Estonia and Belgium are the only two EU member states that declined the Jutland Declaration, a 2025 pan-European commitment to limit children’s access to social media. Estonia’s ministers argue that age-based bans are unenforceable and that it’s better to enforce the GDPR against platforms and invest in digital literacy rather than restricting young people’s participation in the information society.
On 10 October 2025, digital ministers from 25 of the EU’s 27 member states signed the Jutland Declaration in Denmark, along with Norway and Iceland. The declaration aims to introduce privacy-preserving age verification on social media platforms, protect minors from addictive design, and work towards a “digital legal age” for online services. Belgium declined due to a veto by Flemish Media Minister Cieltje Van Achter, who described the age verification requirements as disproportionate. Estonia’s refusal was based on principle, arguing the regulatory focus should be elsewhere. Such momentum reflects broader efforts, with countries like Australia, France, Spain, and Austria enacting their restrictions, while Greece plans to do so by 2027. In November 2025, the European Parliament backed a non-binding resolution for an EU-wide digital minimum age of 16, urging the Commission to include this in the forthcoming Digital Fairness Act.
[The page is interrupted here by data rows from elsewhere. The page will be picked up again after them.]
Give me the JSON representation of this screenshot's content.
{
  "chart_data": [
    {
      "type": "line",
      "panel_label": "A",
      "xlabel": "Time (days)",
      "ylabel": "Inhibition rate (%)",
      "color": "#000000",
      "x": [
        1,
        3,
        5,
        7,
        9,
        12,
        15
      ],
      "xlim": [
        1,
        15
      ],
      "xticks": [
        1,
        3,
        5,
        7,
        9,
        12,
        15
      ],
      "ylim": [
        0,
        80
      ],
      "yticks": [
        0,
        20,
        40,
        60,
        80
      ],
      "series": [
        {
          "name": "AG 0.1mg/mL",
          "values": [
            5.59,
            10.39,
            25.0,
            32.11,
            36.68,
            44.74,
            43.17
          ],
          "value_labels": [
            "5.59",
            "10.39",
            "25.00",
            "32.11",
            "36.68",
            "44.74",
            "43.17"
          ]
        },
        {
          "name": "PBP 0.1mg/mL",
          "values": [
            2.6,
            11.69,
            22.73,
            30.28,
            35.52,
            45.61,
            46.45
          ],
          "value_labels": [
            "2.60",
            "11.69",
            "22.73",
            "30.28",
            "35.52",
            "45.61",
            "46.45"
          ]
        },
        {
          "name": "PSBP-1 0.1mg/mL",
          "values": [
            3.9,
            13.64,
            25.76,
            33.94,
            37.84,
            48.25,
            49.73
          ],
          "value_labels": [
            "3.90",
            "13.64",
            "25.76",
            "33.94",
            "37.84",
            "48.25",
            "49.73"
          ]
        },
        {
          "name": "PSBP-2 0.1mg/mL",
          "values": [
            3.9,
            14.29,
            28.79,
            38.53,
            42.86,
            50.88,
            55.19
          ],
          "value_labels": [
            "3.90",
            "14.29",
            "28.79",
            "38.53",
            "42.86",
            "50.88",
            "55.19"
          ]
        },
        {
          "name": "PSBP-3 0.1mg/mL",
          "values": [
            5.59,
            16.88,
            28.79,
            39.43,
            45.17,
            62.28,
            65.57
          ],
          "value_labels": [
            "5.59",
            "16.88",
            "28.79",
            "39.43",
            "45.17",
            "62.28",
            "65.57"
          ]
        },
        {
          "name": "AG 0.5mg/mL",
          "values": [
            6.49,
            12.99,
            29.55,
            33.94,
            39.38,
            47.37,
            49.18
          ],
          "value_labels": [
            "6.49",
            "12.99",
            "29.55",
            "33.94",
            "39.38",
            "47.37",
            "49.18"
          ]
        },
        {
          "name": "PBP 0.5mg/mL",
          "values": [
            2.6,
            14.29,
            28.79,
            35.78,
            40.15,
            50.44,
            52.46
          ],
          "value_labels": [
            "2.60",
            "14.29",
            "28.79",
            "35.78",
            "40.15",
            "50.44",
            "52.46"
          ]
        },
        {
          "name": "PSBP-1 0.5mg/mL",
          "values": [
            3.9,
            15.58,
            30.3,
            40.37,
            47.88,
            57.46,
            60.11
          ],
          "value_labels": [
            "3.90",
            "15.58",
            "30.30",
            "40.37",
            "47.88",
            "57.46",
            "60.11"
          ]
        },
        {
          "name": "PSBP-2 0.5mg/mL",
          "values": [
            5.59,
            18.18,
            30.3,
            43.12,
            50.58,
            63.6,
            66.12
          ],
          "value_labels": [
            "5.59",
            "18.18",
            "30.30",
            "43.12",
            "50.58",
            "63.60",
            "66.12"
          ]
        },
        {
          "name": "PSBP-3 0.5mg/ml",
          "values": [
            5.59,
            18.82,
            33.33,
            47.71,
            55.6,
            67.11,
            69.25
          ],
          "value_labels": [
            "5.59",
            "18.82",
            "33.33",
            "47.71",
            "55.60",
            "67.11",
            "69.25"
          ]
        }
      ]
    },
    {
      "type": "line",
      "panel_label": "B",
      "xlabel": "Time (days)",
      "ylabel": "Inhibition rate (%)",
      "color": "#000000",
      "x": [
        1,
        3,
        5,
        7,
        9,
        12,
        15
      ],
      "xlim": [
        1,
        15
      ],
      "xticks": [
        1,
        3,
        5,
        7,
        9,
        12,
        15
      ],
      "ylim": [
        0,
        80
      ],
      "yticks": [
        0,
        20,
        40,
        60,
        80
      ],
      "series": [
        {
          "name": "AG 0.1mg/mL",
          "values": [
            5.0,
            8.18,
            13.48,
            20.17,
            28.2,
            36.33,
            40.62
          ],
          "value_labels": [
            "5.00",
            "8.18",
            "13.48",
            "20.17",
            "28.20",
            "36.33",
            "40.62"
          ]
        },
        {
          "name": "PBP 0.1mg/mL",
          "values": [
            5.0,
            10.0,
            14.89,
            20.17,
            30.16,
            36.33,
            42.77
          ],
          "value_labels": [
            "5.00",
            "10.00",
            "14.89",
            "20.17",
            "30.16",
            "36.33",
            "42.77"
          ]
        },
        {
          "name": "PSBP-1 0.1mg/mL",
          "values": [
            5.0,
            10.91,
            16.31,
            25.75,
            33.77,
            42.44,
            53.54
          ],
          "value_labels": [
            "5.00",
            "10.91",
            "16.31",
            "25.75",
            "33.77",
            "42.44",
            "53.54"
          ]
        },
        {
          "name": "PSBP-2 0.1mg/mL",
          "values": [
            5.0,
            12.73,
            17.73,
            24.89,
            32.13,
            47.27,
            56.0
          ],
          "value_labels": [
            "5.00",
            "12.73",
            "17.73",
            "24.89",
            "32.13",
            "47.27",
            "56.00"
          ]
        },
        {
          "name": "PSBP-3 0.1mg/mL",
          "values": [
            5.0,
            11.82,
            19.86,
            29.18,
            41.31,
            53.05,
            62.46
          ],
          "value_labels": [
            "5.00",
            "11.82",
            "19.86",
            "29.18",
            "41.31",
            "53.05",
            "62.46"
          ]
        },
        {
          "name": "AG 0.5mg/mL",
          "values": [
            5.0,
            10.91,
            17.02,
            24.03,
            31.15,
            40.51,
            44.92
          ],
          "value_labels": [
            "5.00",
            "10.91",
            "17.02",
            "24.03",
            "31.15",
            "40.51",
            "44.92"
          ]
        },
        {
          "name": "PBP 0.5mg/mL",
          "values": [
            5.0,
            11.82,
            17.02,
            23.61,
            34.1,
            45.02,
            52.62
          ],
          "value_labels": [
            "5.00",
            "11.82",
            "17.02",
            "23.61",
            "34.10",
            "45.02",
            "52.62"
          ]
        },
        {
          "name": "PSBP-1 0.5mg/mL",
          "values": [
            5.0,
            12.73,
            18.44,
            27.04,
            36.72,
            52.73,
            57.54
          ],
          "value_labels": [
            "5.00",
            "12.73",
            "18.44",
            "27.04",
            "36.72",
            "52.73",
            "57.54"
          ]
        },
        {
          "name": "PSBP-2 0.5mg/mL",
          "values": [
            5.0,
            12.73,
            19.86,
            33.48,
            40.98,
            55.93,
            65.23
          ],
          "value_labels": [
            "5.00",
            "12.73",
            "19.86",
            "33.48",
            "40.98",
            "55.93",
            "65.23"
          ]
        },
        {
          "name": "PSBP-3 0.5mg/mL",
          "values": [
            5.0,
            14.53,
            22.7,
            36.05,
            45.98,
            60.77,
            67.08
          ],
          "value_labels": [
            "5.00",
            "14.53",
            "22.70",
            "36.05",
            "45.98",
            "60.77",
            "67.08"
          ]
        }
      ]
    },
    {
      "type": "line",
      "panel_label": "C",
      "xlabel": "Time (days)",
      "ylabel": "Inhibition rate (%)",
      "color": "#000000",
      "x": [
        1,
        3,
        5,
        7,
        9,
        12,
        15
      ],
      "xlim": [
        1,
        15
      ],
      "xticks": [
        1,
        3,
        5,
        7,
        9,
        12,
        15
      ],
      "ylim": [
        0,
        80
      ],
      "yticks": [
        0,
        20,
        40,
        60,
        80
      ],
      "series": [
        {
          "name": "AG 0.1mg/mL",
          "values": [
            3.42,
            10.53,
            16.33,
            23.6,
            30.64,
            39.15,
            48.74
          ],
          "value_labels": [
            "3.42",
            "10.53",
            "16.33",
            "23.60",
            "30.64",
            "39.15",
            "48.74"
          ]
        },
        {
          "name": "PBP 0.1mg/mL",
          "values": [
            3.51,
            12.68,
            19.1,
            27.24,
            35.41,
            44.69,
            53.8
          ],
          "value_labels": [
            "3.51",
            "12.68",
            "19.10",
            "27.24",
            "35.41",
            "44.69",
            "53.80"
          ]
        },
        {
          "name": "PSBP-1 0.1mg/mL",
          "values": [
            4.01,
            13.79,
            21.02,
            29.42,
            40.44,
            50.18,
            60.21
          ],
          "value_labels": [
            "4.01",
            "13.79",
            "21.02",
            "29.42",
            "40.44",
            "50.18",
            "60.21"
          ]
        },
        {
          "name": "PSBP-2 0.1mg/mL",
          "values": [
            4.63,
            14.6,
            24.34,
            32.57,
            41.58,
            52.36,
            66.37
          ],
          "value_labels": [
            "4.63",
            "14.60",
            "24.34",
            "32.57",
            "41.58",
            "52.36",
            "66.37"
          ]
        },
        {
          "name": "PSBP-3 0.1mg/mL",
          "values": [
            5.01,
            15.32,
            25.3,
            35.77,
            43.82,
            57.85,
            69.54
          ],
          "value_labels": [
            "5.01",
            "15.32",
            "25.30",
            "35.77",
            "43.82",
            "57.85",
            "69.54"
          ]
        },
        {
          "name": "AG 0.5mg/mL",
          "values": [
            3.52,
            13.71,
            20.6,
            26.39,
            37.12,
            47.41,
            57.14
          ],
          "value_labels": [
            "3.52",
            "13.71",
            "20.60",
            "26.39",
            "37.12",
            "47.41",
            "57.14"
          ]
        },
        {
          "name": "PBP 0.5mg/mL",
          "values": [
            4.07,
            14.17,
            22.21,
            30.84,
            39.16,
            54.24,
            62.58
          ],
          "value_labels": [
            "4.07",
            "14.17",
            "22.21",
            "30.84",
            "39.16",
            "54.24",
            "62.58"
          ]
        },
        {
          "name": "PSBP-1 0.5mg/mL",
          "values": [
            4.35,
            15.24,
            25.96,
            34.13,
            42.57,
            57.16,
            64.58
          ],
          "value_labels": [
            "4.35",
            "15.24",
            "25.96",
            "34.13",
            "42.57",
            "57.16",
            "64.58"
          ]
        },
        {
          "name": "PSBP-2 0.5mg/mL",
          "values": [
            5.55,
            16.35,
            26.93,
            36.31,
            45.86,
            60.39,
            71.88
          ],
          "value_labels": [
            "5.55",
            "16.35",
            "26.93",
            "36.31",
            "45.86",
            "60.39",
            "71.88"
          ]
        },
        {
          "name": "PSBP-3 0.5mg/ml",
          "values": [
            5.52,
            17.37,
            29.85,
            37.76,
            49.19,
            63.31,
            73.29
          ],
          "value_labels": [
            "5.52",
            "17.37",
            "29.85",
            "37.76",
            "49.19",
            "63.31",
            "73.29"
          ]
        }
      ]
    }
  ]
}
Estonia’s dissent was led by Kristina Kallas, Minister of Education and Research, criticizing the ban consensus by saying age restrictions wrongly place responsibility on children rather than platforms. Liisa-Ly Pakosta, Minister of Justice and Digital Affairs, emphasized Estonia’s belief in an inclusive information society, pointing to the GDPR as an existing enforcement mechanism. Estonia argues Europe hasn’t exhausted current tools before adopting new ones.
Australia was the first to enforce a social media ban for minors in December 2025, but compliance issues emerged as many children found workarounds. Whether this indicates the ineffectiveness of the ban model or a need for stricter enforcement is debated.
The Digital Fairness Act is the next venue for this debate, with the European Parliament voting for a 16-plus digital minimum age and other restrictions. Scheduled for the fourth quarter of 2026, the DFA proposal offers Estonia a chance to argue for a platform-accountability framework alongside or instead of age-based restrictions. The two approaches reflect different views on regulatory leverage: targeting the platforms or the young users. As AI-powered recommendation systems rise, Europe will have to determine legal responsibility for what those systems present to young users.